The "Rebel Girl" band, who inspired women to express themselves via music and DIY culture, will play all-ages shows in Los Angeles and New York City, as well as a 16+ show in Brooklyn, N.Y. that will begin in the spring.

"Bikini Kill are thrilled to announce they will be regrouping to play shows in NY and LA this spring," the band said on their website. "They will perform with their iconic line-up of Kathleen Hanna on vocals, Tobi Vail on drums, and Kathi Wilcox on bass -- along with guitarist Erica Dawn Lyle."

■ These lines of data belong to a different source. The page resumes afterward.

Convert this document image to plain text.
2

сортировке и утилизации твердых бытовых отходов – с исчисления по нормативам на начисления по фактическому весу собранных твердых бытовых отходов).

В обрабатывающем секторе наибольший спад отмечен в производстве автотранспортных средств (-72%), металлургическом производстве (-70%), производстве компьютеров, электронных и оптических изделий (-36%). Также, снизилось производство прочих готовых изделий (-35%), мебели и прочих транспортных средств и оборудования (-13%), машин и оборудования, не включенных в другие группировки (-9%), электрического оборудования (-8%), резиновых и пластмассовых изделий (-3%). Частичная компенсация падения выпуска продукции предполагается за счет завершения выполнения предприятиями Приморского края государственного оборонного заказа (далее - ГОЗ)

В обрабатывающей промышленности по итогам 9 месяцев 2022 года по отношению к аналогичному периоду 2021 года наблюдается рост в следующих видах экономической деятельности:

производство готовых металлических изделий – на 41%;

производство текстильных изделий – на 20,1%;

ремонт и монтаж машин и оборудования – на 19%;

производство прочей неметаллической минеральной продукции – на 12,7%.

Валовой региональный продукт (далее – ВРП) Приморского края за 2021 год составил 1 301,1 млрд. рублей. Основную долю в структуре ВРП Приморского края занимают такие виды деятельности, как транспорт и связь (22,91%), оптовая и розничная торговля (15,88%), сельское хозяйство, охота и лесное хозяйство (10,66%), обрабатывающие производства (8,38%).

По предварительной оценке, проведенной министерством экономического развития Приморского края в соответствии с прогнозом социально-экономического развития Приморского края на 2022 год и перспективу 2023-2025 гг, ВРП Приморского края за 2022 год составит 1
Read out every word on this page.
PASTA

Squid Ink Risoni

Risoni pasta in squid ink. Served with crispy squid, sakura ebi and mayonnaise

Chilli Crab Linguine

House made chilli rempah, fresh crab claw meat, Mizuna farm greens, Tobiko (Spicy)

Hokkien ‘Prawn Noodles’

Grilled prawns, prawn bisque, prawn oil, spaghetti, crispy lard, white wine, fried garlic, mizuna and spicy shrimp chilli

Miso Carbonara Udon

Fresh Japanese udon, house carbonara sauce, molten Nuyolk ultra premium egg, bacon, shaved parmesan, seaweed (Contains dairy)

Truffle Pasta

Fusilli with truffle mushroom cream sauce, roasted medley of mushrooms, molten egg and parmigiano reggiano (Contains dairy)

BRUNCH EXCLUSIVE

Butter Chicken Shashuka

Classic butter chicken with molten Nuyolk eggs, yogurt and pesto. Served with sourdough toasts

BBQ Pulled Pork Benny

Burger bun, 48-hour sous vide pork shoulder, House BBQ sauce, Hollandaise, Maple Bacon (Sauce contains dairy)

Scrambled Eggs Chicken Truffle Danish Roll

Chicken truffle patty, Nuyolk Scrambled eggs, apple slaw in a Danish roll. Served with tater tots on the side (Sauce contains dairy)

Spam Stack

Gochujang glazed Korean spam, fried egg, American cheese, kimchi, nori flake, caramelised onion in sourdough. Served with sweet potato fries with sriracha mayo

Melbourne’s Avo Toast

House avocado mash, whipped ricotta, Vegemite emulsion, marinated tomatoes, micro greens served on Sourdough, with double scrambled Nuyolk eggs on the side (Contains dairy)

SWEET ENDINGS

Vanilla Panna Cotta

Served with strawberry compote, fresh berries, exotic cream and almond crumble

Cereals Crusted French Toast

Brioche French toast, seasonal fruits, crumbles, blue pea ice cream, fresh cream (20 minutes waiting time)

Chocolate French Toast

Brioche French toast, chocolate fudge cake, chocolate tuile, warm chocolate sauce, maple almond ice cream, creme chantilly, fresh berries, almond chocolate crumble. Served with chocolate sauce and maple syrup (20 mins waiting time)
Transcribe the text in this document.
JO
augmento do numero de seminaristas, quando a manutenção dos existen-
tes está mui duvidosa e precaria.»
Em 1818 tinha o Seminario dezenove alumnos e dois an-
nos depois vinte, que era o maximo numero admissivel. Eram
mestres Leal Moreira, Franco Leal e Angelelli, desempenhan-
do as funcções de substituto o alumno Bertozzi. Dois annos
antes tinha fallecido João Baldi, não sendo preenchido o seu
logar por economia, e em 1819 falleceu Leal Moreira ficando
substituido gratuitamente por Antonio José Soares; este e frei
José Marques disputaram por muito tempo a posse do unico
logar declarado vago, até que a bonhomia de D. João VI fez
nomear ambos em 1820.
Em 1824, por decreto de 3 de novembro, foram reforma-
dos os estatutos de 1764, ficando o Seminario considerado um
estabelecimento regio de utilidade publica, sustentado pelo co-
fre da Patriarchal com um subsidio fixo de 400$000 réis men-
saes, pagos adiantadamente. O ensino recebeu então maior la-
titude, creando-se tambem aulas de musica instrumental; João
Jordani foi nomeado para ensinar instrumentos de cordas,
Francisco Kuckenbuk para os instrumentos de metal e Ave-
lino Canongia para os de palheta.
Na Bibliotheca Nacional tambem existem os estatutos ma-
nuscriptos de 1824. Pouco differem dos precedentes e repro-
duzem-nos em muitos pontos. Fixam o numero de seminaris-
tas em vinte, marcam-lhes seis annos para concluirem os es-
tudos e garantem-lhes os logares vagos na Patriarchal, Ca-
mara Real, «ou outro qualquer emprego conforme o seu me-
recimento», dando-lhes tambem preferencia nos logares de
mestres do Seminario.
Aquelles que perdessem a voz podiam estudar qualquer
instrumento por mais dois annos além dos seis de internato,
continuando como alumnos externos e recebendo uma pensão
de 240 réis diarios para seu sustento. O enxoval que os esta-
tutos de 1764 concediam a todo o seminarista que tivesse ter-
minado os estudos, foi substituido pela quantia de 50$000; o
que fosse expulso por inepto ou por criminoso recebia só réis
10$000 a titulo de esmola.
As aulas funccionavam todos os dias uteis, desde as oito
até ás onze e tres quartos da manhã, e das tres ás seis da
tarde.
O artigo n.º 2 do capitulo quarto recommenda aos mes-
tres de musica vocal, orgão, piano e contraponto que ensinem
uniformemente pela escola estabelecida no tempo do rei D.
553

The group formed in 1990 and were based in Olympia, Wash. and Washington, D.C. Before their break-up in 1997, they recorded and released a demo, two EPs, two LPs and three singles. They toured the U.S., Japan, Europe and Australia.  

Frontwoman Hanna went on to form band Le Tigre and a solo career as Julie Ruin. The Punk Singer documentary is based on her activism and musical career and shows the singer's life and battle with Lyme disease.

Tickets for all three shows will go on sale on Friday, Jan. 18. Both NYC shows will be on sale at 9 A.M. PT / 12 P.M. ET, while the L.A. show will go on sale at 10 A.M. PT / 1 P.M. ET. For more info, visit the band's website.